赤髪の男は1歩で数メートルの距離を詰めると、その勢いのままその大きな鎌を上から振り下ろす。

絶対神はそれを後ろに反って避ける。

鎌の刃が地面に到達すると、そこを中心として半径30センチほどの大きなクレーターができた。

「ほぉ、これは凄いな。馬鹿げた威力だ」

「だろぉ? この鎌の重さは500キロあるんでなぁ、所持者以外は持てんのや」

得意げな顔でそう言うと、更に踏み込み、上から、下から、横からと連続で切りかかってくる。

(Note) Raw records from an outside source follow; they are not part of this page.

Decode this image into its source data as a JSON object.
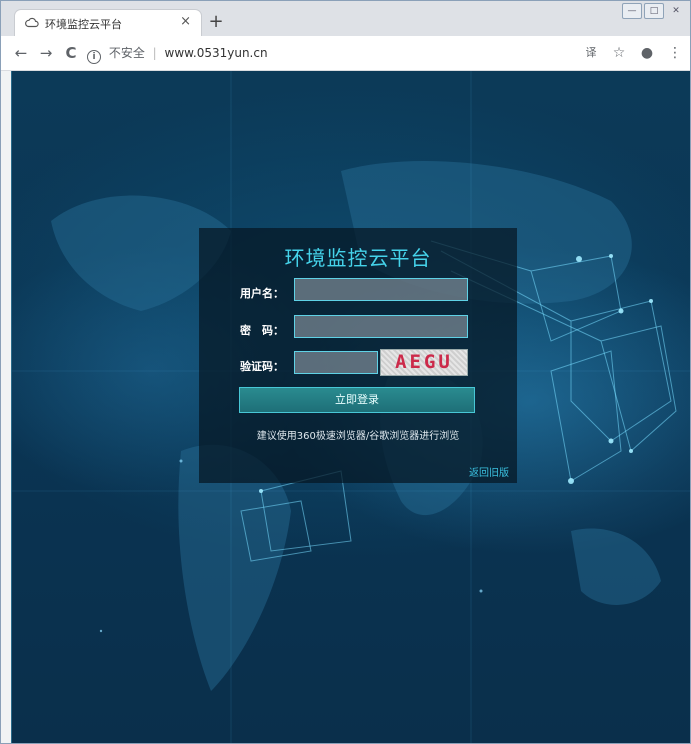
{
  "browser": {
    "tab_title": "环境监控云平台",
    "tab_close": "×",
    "new_tab": "+",
    "back": "←",
    "forward": "→",
    "reload": "C",
    "info_glyph": "i",
    "security_text": "不安全",
    "url_separator": "|",
    "url": "www.0531yun.cn",
    "menu_glyph": "⋮",
    "translate_glyph": "译",
    "star_glyph": "☆",
    "account_glyph": "●",
    "win_min": "—",
    "win_max": "□",
    "win_close": "✕"
  },
  "login": {
    "title": "环境监控云平台",
    "username_label": "用户名：",
    "password_label": "密　码：",
    "captcha_label": "验证码：",
    "username_value": "",
    "password_value": "",
    "captcha_value": "",
    "captcha_text": "AEGU",
    "submit_label": "立即登录",
    "tip": "建议使用360极速浏览器/谷歌浏览器进行浏览",
    "back_link": "返回旧版"
  },
  "colors": {
    "accent": "#45d3ea",
    "background": "#0a3554",
    "captcha_text": "#cc2a4a"
  }
}
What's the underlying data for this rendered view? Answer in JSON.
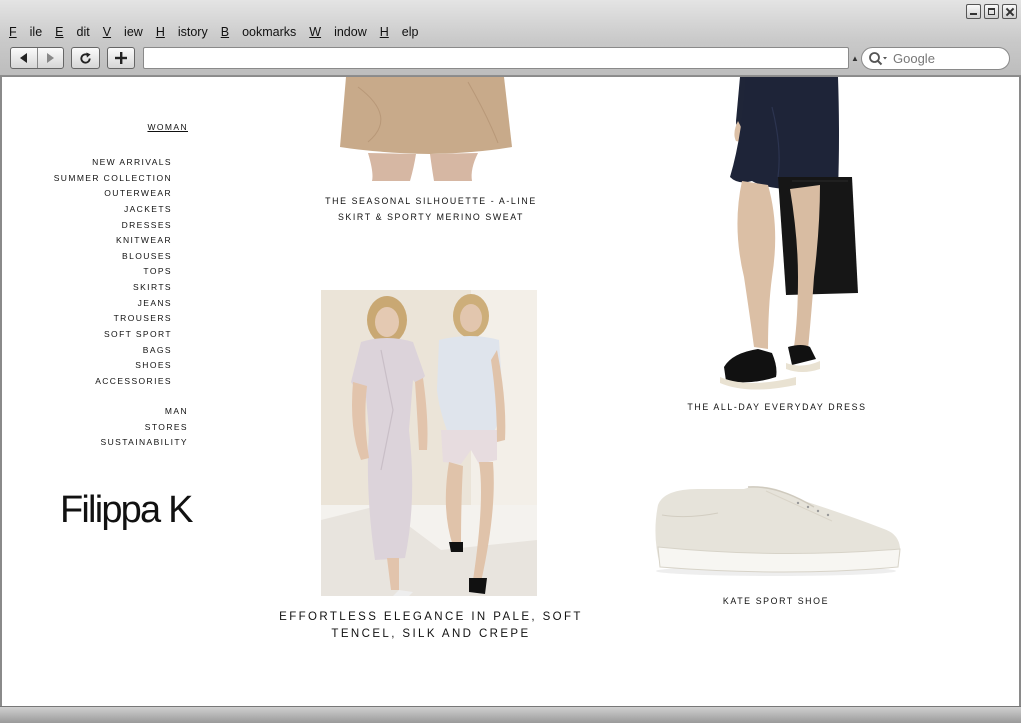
{
  "browser": {
    "menu": [
      {
        "label": "File"
      },
      {
        "label": "Edit"
      },
      {
        "label": "View"
      },
      {
        "label": "History"
      },
      {
        "label": "Bookmarks"
      },
      {
        "label": "Window"
      },
      {
        "label": "Help"
      }
    ],
    "url": "",
    "search_placeholder": "Google",
    "icons": {
      "back": "back-arrow-icon",
      "forward": "forward-arrow-icon",
      "reload": "reload-icon",
      "new_tab": "plus-icon",
      "search": "magnifier-icon"
    }
  },
  "site": {
    "nav_primary": "WOMAN",
    "categories": [
      "NEW ARRIVALS",
      "SUMMER COLLECTION",
      "OUTERWEAR",
      "JACKETS",
      "DRESSES",
      "KNITWEAR",
      "BLOUSES",
      "TOPS",
      "SKIRTS",
      "JEANS",
      "TROUSERS",
      "SOFT SPORT",
      "BAGS",
      "SHOES",
      "ACCESSORIES"
    ],
    "sections": [
      "MAN",
      "STORES",
      "SUSTAINABILITY"
    ],
    "logo": "Filippa K",
    "features": {
      "skirt": {
        "line1": "THE SEASONAL SILHOUETTE - A-LINE",
        "line2": "SKIRT & SPORTY MERINO SWEAT"
      },
      "dress": {
        "line1": "THE ALL-DAY EVERYDAY DRESS"
      },
      "elegance": {
        "line1": "EFFORTLESS ELEGANCE IN PALE, SOFT",
        "line2": "TENCEL, SILK AND CREPE"
      },
      "shoe": {
        "line1": "KATE SPORT SHOE"
      }
    }
  },
  "colors": {
    "text": "#111111",
    "chrome": "#c9c9c9",
    "skirt": "#c6a888",
    "dress": "#1e2438",
    "shoe": "#e6e3da"
  }
}
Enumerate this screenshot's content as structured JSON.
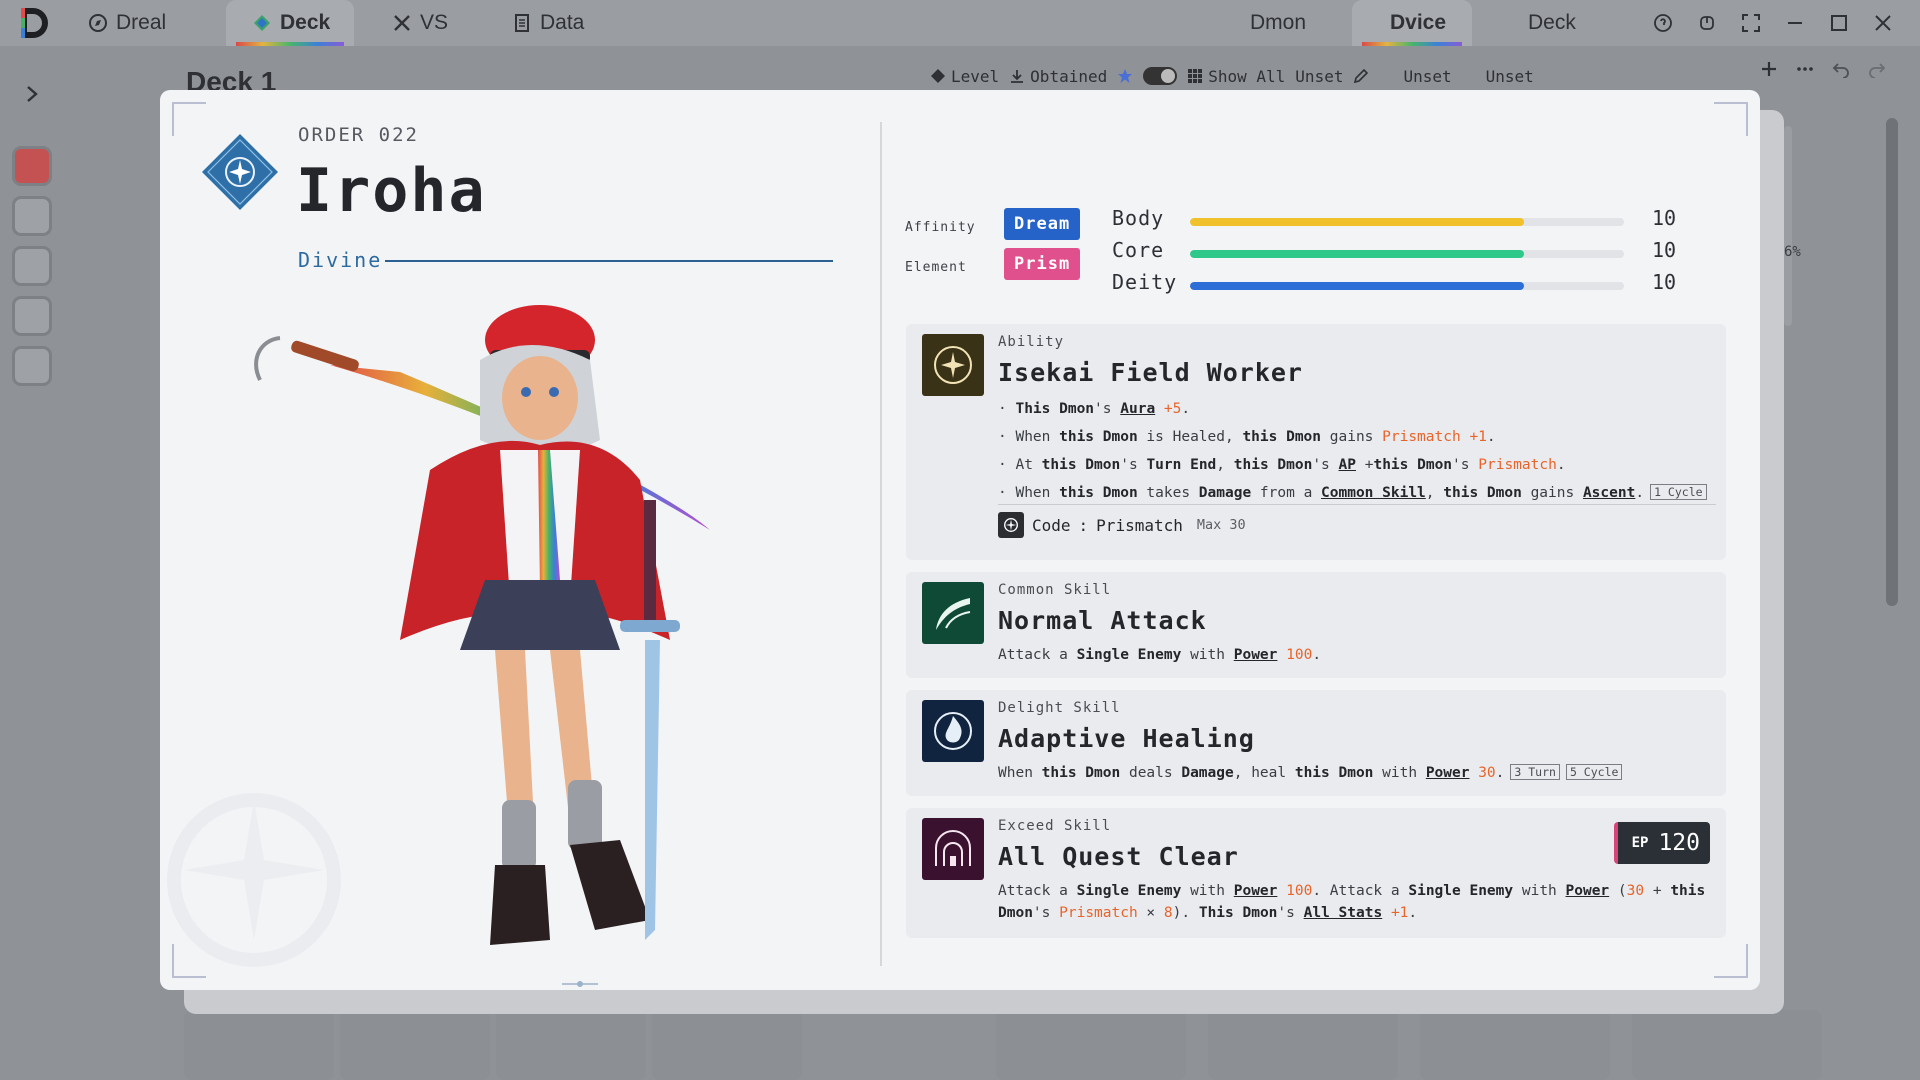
{
  "topbar": {
    "tabs_left": [
      {
        "label": "Dreal",
        "icon": "compass-icon"
      },
      {
        "label": "Deck",
        "icon": "diamond-icon"
      },
      {
        "label": "VS",
        "icon": "crossed-swords-icon"
      },
      {
        "label": "Data",
        "icon": "document-icon"
      }
    ],
    "tabs_right": [
      {
        "label": "Dmon"
      },
      {
        "label": "Dvice"
      },
      {
        "label": "Deck"
      }
    ]
  },
  "background": {
    "deck_title": "Deck 1",
    "toolbar": {
      "level": "Level",
      "obtained": "Obtained",
      "show_all": "Show All",
      "unset_1": "Unset",
      "unset_2": "Unset",
      "unset_3": "Unset"
    },
    "percent": "6%"
  },
  "card": {
    "order": "ORDER 022",
    "name": "Iroha",
    "class": "Divine",
    "affinity_label": "Affinity",
    "affinity_value": "Dream",
    "element_label": "Element",
    "element_value": "Prism",
    "stats": [
      {
        "name": "Body",
        "value": "10",
        "fill": 0.77,
        "color": "#f0c12a"
      },
      {
        "name": "Core",
        "value": "10",
        "fill": 0.77,
        "color": "#2ec98a"
      },
      {
        "name": "Deity",
        "value": "10",
        "fill": 0.77,
        "color": "#2d6fd6"
      }
    ]
  },
  "ability": {
    "kind": "Ability",
    "title": "Isekai Field Worker",
    "code_label": "Code",
    "code_value": "Prismatch",
    "code_max": "Max 30"
  },
  "common_skill": {
    "kind": "Common Skill",
    "title": "Normal Attack"
  },
  "delight_skill": {
    "kind": "Delight Skill",
    "title": "Adaptive Healing"
  },
  "exceed_skill": {
    "kind": "Exceed Skill",
    "title": "All Quest Clear",
    "ep_label": "EP",
    "ep_value": "120"
  },
  "colors": {
    "dream": "#2563c8",
    "prism": "#e0508c",
    "accent_orange": "#e8642a"
  }
}
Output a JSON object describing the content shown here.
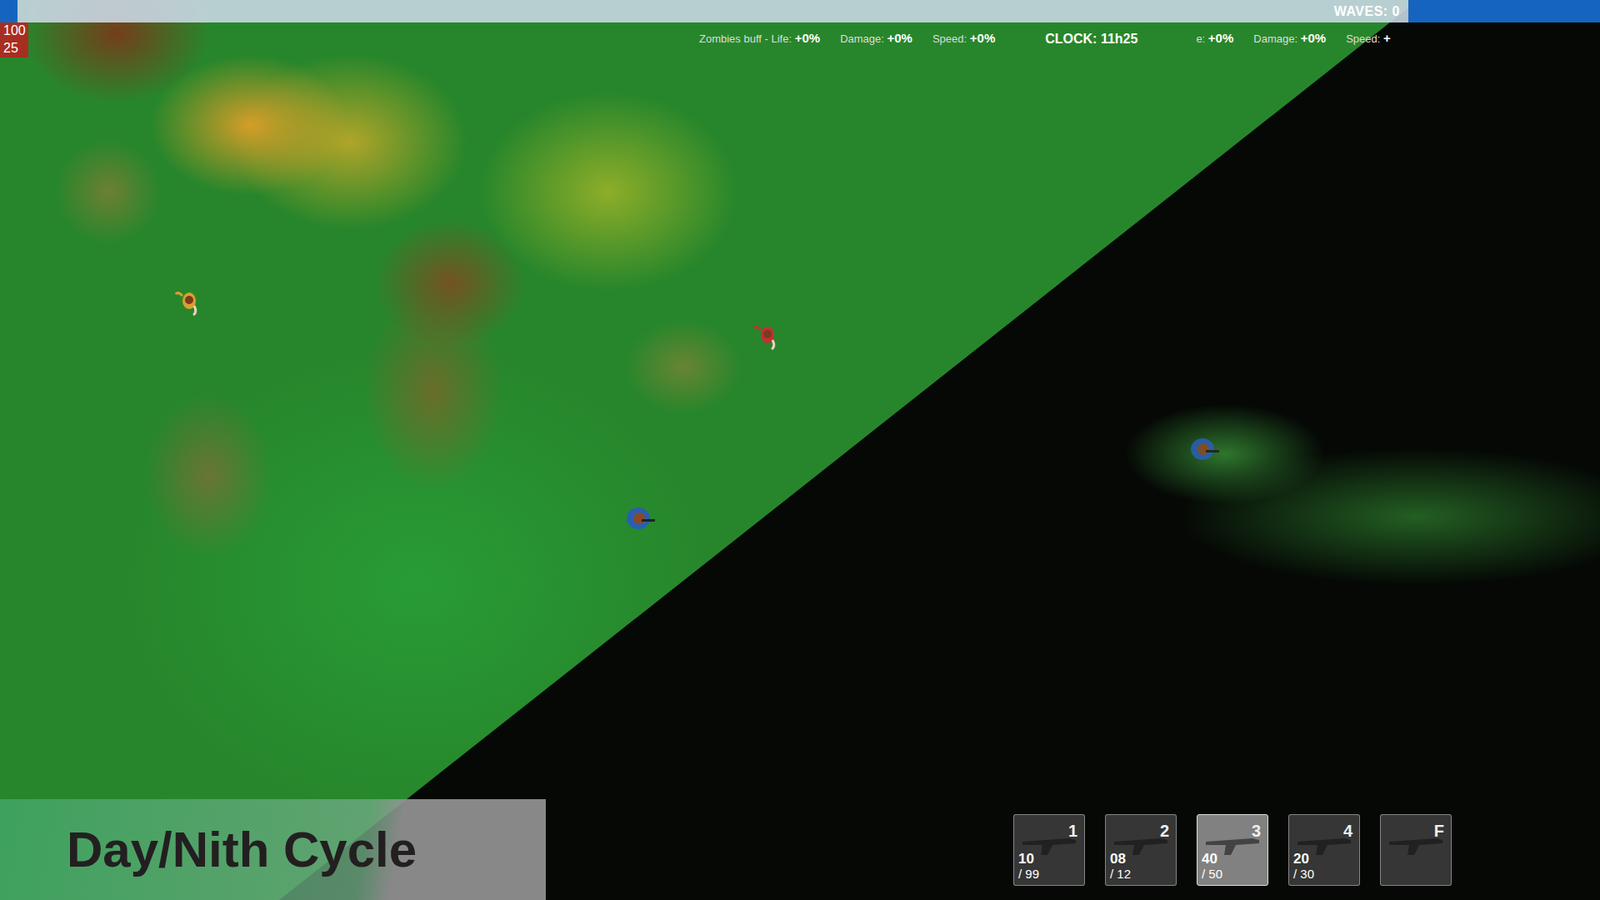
{
  "top_bar": {
    "level": 0.013,
    "waves_label": "WAVES: 0"
  },
  "player_stats": [
    {
      "value": "100"
    },
    {
      "value": "25"
    }
  ],
  "day_buffs": [
    {
      "label": "Zombies buff - Life:",
      "value": "+0%"
    },
    {
      "label": "Damage:",
      "value": "+0%"
    },
    {
      "label": "Speed:",
      "value": "+0%"
    }
  ],
  "clock": "CLOCK: 11h25",
  "night_buffs": [
    {
      "label": "e:",
      "value": "+0%"
    },
    {
      "label": "Damage:",
      "value": "+0%"
    },
    {
      "label": "Speed:",
      "value": "+"
    }
  ],
  "characters": [
    {
      "kind": "zombie",
      "color": "#d9a030"
    },
    {
      "kind": "zombie",
      "color": "#c23030"
    },
    {
      "kind": "player",
      "color": "#2a5fb0"
    },
    {
      "kind": "player",
      "color": "#2a5fb0"
    }
  ],
  "weapons": [
    {
      "key": "1",
      "ammo": "10",
      "max": "/ 99",
      "selected": false
    },
    {
      "key": "2",
      "ammo": "08",
      "max": "/ 12",
      "selected": false
    },
    {
      "key": "3",
      "ammo": "40",
      "max": "/ 50",
      "selected": true
    },
    {
      "key": "4",
      "ammo": "20",
      "max": "/ 30",
      "selected": false
    },
    {
      "key": "F",
      "ammo": "",
      "max": "",
      "selected": false
    }
  ],
  "caption": "Day/Nith Cycle"
}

本来鎌の刃が大きく切りかえそうにも重くて少し遅くなるはずだが、流石といえばいいのかその馬鹿力と鎌の特性により、目にも止まらぬ早さで鎌を扱えている。

「速いな。これ程までに強いとは驚いた」

「勘弁してくれや、この鎌を余裕で躱しきる兄ちゃんの方が強いですやろ。俺じゃ勝てんですわ」

あっさりと降参した彼は、鎌を背中に背負う。

「やけど、こっちも兄ちゃんみたいなやつタダで野放しには出来んのですわ。悪いですけど、うちのギルドまで来てくれんですかな?」

ふむ、ギルドはおそらく街の近く、少なくともその付近にはあるだろうな。
このままわからぬ道をのんびり進むのもいいが、素直に着いて行った方が面倒事にならなくても済みそうだ。

「分かった。其方に着いていこうぞ」

「そうか、助かります。では早速、向かいましょか」

そう言って歩き始めた男に俺はついていく。

暫く歩いただろうか、道中特に問題なく他愛のない話をしながら歩く。
そんな時、ふと彼は言う。

「そういや、自己紹介してなかったな。俺はルーシェ・アルトリアだ。兄ちゃんは?」

名前か……何も考えていなかったな。

我は絶対神であり、他のものからもそう呼ばれていた。
そもそも神に名前など無い。

「なんや兄ちゃん、名前教えてくれんのですかい?」

「あぁ、いや。我の名前はな……我はゼロ。
ゼロ・ルシフェルだ。」

「ゼロ・ルシフェル。俺に圧勝したものの名前。一生忘れへん。よろしくな、ゼロ」

そう言って差し出された右手を、絶対神……いや、ゼロは握り返した。